江霖笑着把她揽进怀里,低头在她额头上亲了一口:“可不是嘛,每天跟着我们跑东跑西,上山下坡的,别看她人小,精力消耗得不比我们少。昨天晚上到了林芝,又跟着我们在尼洋河边散步,兴奋得半天睡不着,好不容易睡着了,就让她多睡会儿吧,正好我们也歇一歇,这一路,你也累坏了。”
刘心玥往他怀里缩了缩,听着他沉稳的心跳,心里满是安稳。这一路过来,江霖几乎扛下了所有的事,开车、规划路线、照顾她和念念的饮食起居,哪怕自己再累,也从来没喊过一声苦,没让她们娘俩受一点委屈。她能做的,就是陪着他,照顾好他的身体,管好女儿,替他分担一点琐碎的小事,让他能稍微歇口气。
两人就这么相拥着躺在床上,轻声聊着天,聊这一路看过的风景,聊槐香小馆里的事,聊接下来在林芝的安排,聊等回到桑城之后,要把这一路的故事,讲给店里的兄弟们听。
时针慢慢走到了上午十一点,隔壁房间终于传来了动静。
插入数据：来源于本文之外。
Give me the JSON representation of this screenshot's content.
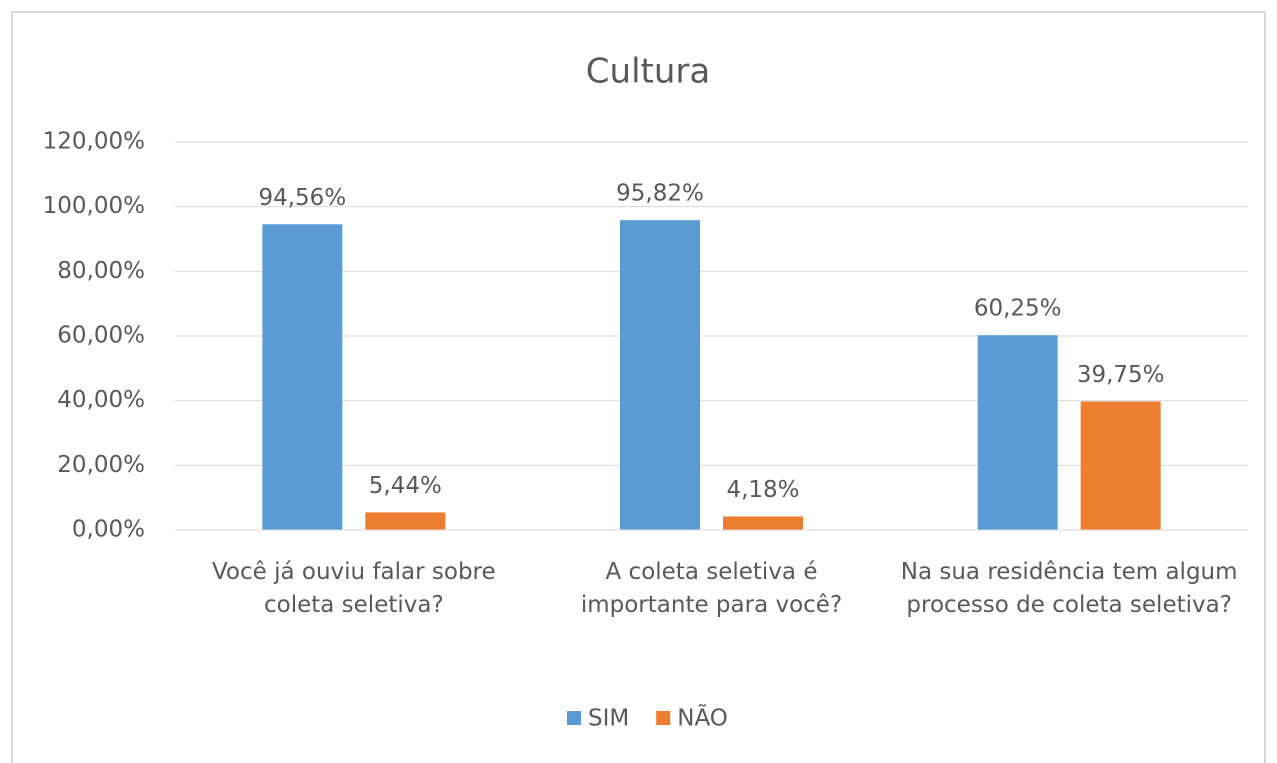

先是一阵窸窸窣窣的被子摩擦声,然后是念念软糯的、带着刚睡醒的迷糊的喊声:“爸爸妈妈?你们在哪里呀?”
夫妻俩相视一笑,连忙起身走了过去。推开门,就看到念念刚从床上爬起来,头发睡得乱糟糟的,像个小小的鸟窝,怀里还抱着那个松果,睡眼惺忪地看着门口,看到他们进来,立刻张开小胳膊,奶声奶气地喊:“爸爸妈妈!我醒啦!”
“我的小懒虫终于醒啦?”江霖笑着走过去,弯腰把她抱起来,在她软乎乎的小脸上亲了两口,“你看看你,今天睡了多久?太阳都晒屁股了,平时你可是早就喊我们起床了,今天怎么睡了这么久呀?”
念念懵懵懂懂地眨了眨眼睛,看了看窗外明晃晃的太阳,又看了看墙上的时钟,小脸上满是迷茫,似乎也没想到自己居然睡了这么久。她往江霖怀里缩了缩,抱着他的脖子,小声撒娇:“我困嘛……昨天晚上,我看星星看了好久,才睡着的。”
刘心玥笑着走过来,给女儿理了理乱糟糟的头发,伸手捏了捏她软乎乎的小脸蛋:“知道啦,我们念念玩累了,所以睡了个大懒觉,对不对?饿不饿呀?肚子有没有咕咕叫?”
被妈妈这么一说,念念的肚子还真的咕咕叫了起来,小姑娘不好意思地捂住肚子,点了点头,奶声奶气地说:“饿!我想吃好吃的!”
夫妻俩被她可爱的样子逗得哈哈大笑,抱着她去洗漱,换衣服。小姑娘今天穿了一身粉色的运动服,扎着两个小小的羊角辫,精神头十足,完全看不出刚睡了十几个小时的样子,洗漱完就蹦蹦跳跳的,又恢复了往日里活蹦乱跳的样子。
一家三口下楼的时候,民宿的老板正在前台打理花草,看到他们下来,笑着迎了上来:“早啊!看你们家小姑娘今天睡了个大懒觉,我们都没敢大声说话,怕吵到她。”
“是啊老板,这孩子一路玩累了,今天破天荒睡到了十一点,给您添麻烦了。”江霖笑着道谢。